Enerji riski
Naci İRİS
Elektrik Yüksek Müh. & İşletme Bilim Uzmanı
İnsanoğlu gerçekten çabuk unutan bir varlık. 2023 yılı için yaşanabilecek önemli risklerden birisi olarak Enerji görülürken 2024 için ilk on içerisinde toplumun enerji diye bir kaygısı kalmadı. “Riskonnect Risk Yönetimi” markasının Türkiye partneri olan “GRC Management”, Prof. Dr. Davut Pehlivanlı’ya Türkiye Risk Raporu hazırlattırıyor. Bu ay içerisinde bu raporların beşincisi yayınlandı ve 2024 riskleri ile önceki yıllara göre risk algılarının değişimini inceliyor.
Olasılık açısından son üç yıldır ilk iki sırayı piyasalar ve döviz riski işgal ederken bu yıl ilk iki sırayı personel problemleri ve bölgesel çatışmalar riskleri doldurdu. Artık döviz önemli bir risk olmaktan çıktı, gündemden düştü. Sahte haberler riski sıyrılarak ilk 5 te yerini aldı. Ama en önemlisi Rusya-Ukrayna Savaşı nedeniyle enerji riski başta Avrupa olmak üzere tüm dünyayı etkileyen bir risk iken savaş bitmese de gündemden hızla düştü.
Evet, gerçekten bu normalden fazla önemsenen bir risk miydi, yoksa aslında bu risk halen üst seviyede devam ettiği halde algılarla gündemden düşürüldü mü? Hani sahte haberler riskinin daha ön plana çıktığı bu dönemde algılar bizi bu düşünceden, bu endişeden uzaklaştırdı mı?
Katılımcılara enerji krizlerinin gelecek 5 yıl içinde devamı sorgulandığında, katılımcıların %70’i Yüksek ve Çok Yüksek ihtimalle enerji kaynaklı problemlerin devam edeceği kanaatinde olduklarını ifade etmekte de fayda var.
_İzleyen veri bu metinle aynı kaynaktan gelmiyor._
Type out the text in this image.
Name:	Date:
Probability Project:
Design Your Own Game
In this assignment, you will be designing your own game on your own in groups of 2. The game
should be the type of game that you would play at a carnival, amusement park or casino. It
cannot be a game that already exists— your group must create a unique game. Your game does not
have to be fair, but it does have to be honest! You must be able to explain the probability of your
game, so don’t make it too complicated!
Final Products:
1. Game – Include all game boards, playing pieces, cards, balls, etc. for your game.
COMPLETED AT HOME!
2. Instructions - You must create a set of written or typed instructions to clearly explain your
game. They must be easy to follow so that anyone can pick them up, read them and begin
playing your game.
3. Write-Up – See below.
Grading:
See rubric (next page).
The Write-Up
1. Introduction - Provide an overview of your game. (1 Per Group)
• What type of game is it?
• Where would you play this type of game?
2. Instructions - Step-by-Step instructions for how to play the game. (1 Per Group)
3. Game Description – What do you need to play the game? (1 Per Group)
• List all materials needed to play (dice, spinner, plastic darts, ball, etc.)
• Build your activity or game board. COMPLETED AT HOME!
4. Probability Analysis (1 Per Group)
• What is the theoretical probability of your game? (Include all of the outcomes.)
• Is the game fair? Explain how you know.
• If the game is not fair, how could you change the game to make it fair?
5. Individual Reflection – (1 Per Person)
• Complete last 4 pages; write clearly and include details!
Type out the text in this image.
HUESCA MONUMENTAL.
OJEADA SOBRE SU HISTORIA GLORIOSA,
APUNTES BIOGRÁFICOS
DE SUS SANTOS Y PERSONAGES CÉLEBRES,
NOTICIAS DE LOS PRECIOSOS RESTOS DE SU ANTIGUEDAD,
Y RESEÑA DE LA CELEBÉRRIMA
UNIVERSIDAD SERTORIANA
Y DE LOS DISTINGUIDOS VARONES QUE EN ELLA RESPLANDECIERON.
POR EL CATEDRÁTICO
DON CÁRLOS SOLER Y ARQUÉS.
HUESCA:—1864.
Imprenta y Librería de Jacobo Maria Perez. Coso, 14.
Nasıl ki büyük savaşlar büyük icatların kapısını aralamış. Benzer şekilde bu savaş da enerji riskini kısa sürede tüm varlığıyla hissettirdi. Ardından hızla çözüm arayışları… Birçok gelişmiş ülke gerek kendi ülkelerinde gerek başka ülkelerle şirketler birliği (konsorsiyum) kurarak alternatif enerji üretme arayışlarına girdi. Alternatif enerji çoğu zaman rüzgâr ve güneş oldu. Ama bu arayışlar yerini büyük projelere bıraktı. Gelişmiş ülkeler henüz tam anlamıyla enerji sorununu çözmedilerse bile projeler yürüyor. Geleceğe enerji penceresinden güvenle bakıyorlar ve içleri rahat.
Ülkemiz enerji krizi ile Avrupa kadar karşı karşıya kalmasa da çıkarttığı dersler sonucu gerek enerji yatırımlarına yönelme anlamında, gerekse hükümetin enerji yatırımlarını planlaması anlamında önemli adımlar attı ve atmaya devam ediyor. Enerji riskinden sıyrılma hususunda Avrupa ile benzer rahatlıktayız.
Bunca haraketliliğin ardında enerji krizi, elektrikli araç sektöründe dönüşümü hızlandırdı ve elektrikli araç piyasası beklenilenin çok üzerinde yükselişini sürdürüyor. Elektrikli araç sayısının artışıyla ne tür problemlerle yüzleşeceğimiz ise çok sorgulanmıyor.
Risklere değinmişken etki açısından ulusal olarak personel problemleri ile birlikte su krizleri ve doğal afet risklerini görmezden gelmeyelim.